Het voorgaande brengt de rechtbank tot de conclusie dat het bestreden besluit niet kan worden gedragen door de daaraan ten grondslag liggende motivering, zodat het wegens strijd met artikel 7:12 Awb voor vernietiging in aanmerking komt.
4.4
Overigens merkt de rechtbank nog op dat zij geen aanleiding heeft gezien het argument dat eiseres reeds een Srilankaanse identiteitskaart had overgelegd, buiten beschouwing te laten omdat dat eerst in beroep naar voren is gebracht.

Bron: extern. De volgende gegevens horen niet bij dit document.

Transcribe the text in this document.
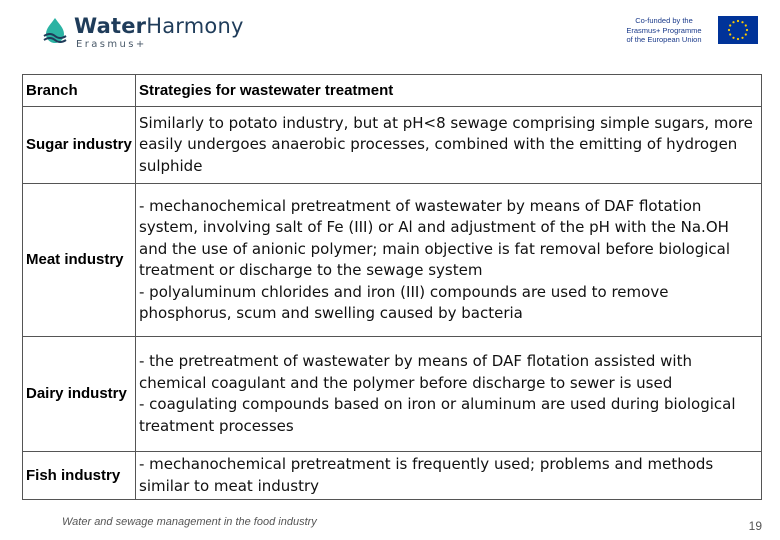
WaterHarmony
Erasmus+
Co-funded by the
Erasmus+ Programme
of the European Union
Branch	Strategies for wastewater treatment
Sugar industry	Similarly to potato industry, but at pH<8 sewage comprising simple sugars, more easily undergoes anaerobic processes, combined with the emitting of hydrogen sulphide

Meat industry	- mechanochemical pretreatment of wastewater by means of DAF flotation system, involving salt of Fe (III) or Al and adjustment of the pH with the Na.OH and the use of anionic polymer; main objective is fat removal before biological treatment or discharge to the sewage system
- polyaluminum chlorides and iron (III) compounds are used to remove phosphorus, scum and swelling caused by bacteria

Dairy industry	- the pretreatment of wastewater by means of DAF flotation assisted with chemical coagulant and the polymer before discharge to sewer is used
- coagulating compounds based on iron or aluminum are used during biological treatment processes

Fish industry	- mechanochemical pretreatment is frequently used; problems and methods similar to meat industry
Water and sewage management in the food industry	19
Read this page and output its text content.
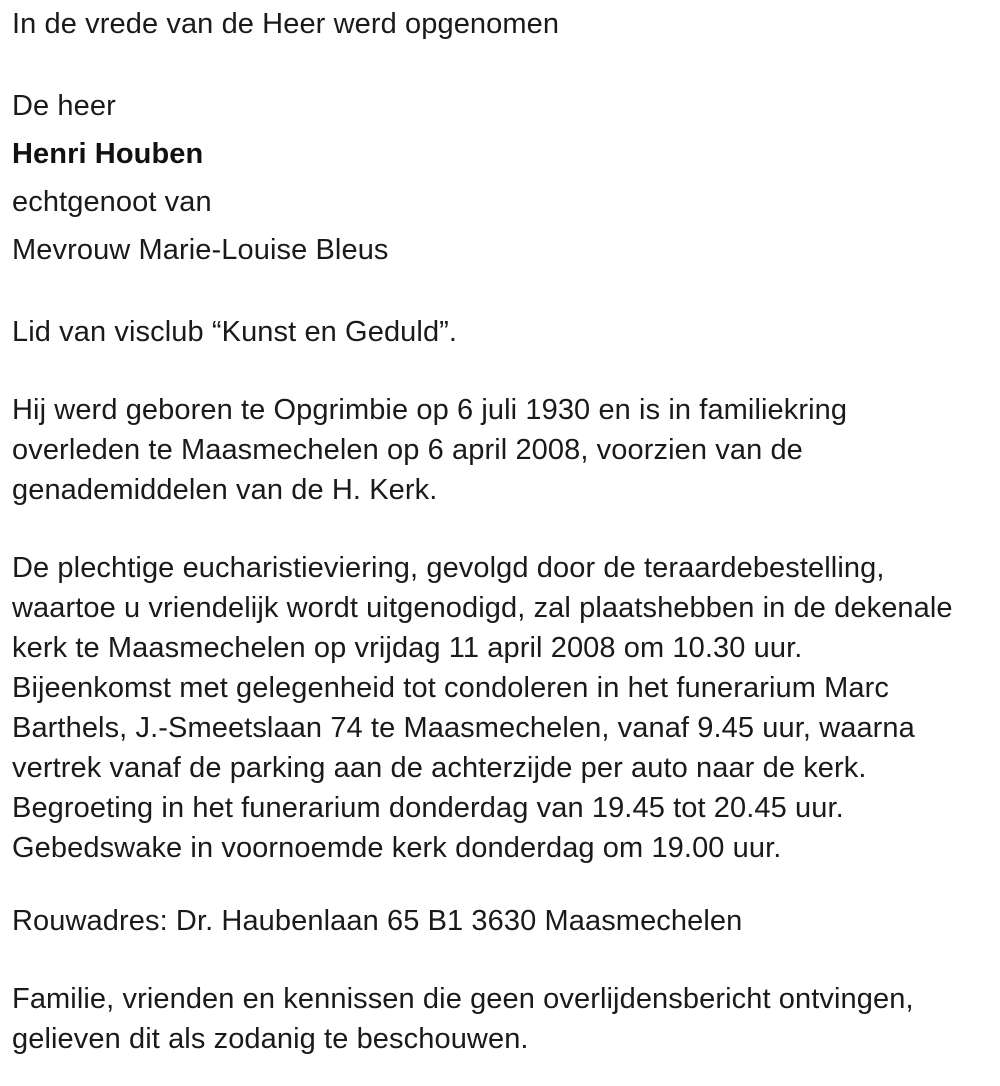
In de vrede van de Heer werd opgenomen
De heer
Henri Houben
echtgenoot van
Mevrouw Marie-Louise Bleus
Lid van visclub “Kunst en Geduld”.
Hij werd geboren te Opgrimbie op 6 juli 1930 en is in familiekring
overleden te Maasmechelen op 6 april 2008, voorzien van de
genademiddelen van de H. Kerk.
De plechtige eucharistieviering, gevolgd door de teraardebestelling,
waartoe u vriendelijk wordt uitgenodigd, zal plaatshebben in de dekenale
kerk te Maasmechelen op vrijdag 11 april 2008 om 10.30 uur.
Bijeenkomst met gelegenheid tot condoleren in het funerarium Marc
Barthels, J.-Smeetslaan 74 te Maasmechelen, vanaf 9.45 uur, waarna
vertrek vanaf de parking aan de achterzijde per auto naar de kerk.
Begroeting in het funerarium donderdag van 19.45 tot 20.45 uur.
Gebedswake in voornoemde kerk donderdag om 19.00 uur.
Rouwadres: Dr. Haubenlaan 65 B1 3630 Maasmechelen
Familie, vrienden en kennissen die geen overlijdensbericht ontvingen,
gelieven dit als zodanig te beschouwen.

Daartoe is redengevend dat die beroepsgrond direct verband houdt met hetgeen in de beslissing op bezwaar is overwogen ten aanzien van het in bezwaar overgelegde paspoort terwijl verweerder voorts in het verweerderschrift en ook ter zitting in afdoende mate in de gelegenheid is geweest zich over dit punt uit te laten.
4.5
Nu het beroep gegrond zal worden verklaard op grond van hetgeen onder 4.3 is aangegeven, behoeven de overige beroepsgronden geen bespreking meer.
4.6
Omdat het beroep gegrond wordt verklaard bestaat aanleiding verweerder te veroordelen tot vergoeding van de door eiseres gemaakte proceskosten, onder aanwijzing van de Staat der Nederlanden die deze kosten aan eiseres moet vergoeden.
5. BESLISSING
De rechtbank:
- -
verklaart het beroep gegrond;
- -
vernietigt de beschikking van 17 maart 2003;
- -
bepaalt dat verweerder met inachtneming van deze uitspraak opnieuw een beslissing neemt op het bezwaarschrift;
- -
veroordeelt verweerder in de proceskosten ad euro 644,- onder aanwijzing van de Staat der Nederlanden als rechtspersoon die deze kosten aan eiseres moet vergoeden.
Deze uitspraak is gedaan door mr. G.A. Versteeg in tegenwoordigheid van de griffier en in het openbaar uitgesproken op 16 december 2003
Tegen deze uitspraak kunnen partijen binnen vier weken na de datum van verzending van deze uitspraak hoger beroep instellen bij de Afdeling bestuursrechtspraak van de Raad van State, onder vermelding van “Hoger beroep vreemdelingenzaken”, postbus 16113, 2500 BC ’s-Gravenhage.
Artikel 85 Vreemdelingenwet 2000 bepaalt in dat verband dat het beroepschrift een of meer grieven tegen de uitspraak bevat. Artikel 6:6 Awb (herstel verzuim) is niet van toepassing.